The deal "potentially requires the bid premium to be stripped out of at least one company unless the market believes that the combined entity will then be a more attractive vehicle, noted DKW. But "multiples are already rich, synergies limited and it is possible the two companies would obtain more 2005 licences independently," it said..
For The Times' story about the merger, click here.
In the small caps, ISoft took on 2.5p to 88.5p after the Sunday Times picked up on last week's rumour that BT could make a bid for knackered health-care software provider.
BT, the largest IT services partner on the NHS's £12.4 billion Connecting for Health programme, has been reported in the trade press to be close to switching its clinical software subcontractor in London -- replacing IDX with Cerner. Meanwhile, ISoft is providing IT upgrades in two English regions, working with US partners Computer Sciences Corp and Accenture.
"While we can never say never, we think that such a move is unlikely," said ABN Amro. "With a review of its software partners underway, speculation regarding BT and ISoft is perhaps inevitable. However, If BT buys ISoft we believe that it would create a significant conflict of interest that is likely to hinder existing customer relationships."

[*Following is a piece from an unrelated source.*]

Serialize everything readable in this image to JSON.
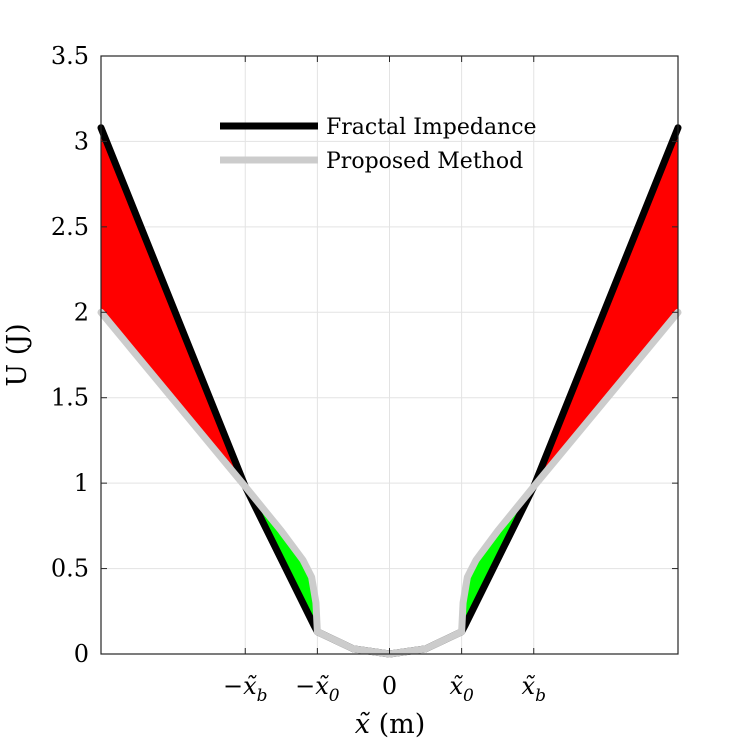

ABN saw Acenture being especially concerned that BT may end up monopolising the key iSOFT resources. This may to lead to significant revenue disruption, particularly if Accenture walks away," it said.
ABN rated ISoft shares at around 28p on a standalone basis.
Read the Sunday Times story on ISoft and BT here.
On broker watch:
Citigroup started Debenhams with a "buy" stance and 220p target.
Lehman Brothers strategists cut the UK banking sector to "negative" from "neutral".
Deutsche Bank lifted Group 4 Securicor to "buy" from "hold".
Cazenove started coverage of Carphone Warehouse with an "underperform" rating.
And Merrill Lynch moved Quintain Estates to "buy" from "neutral".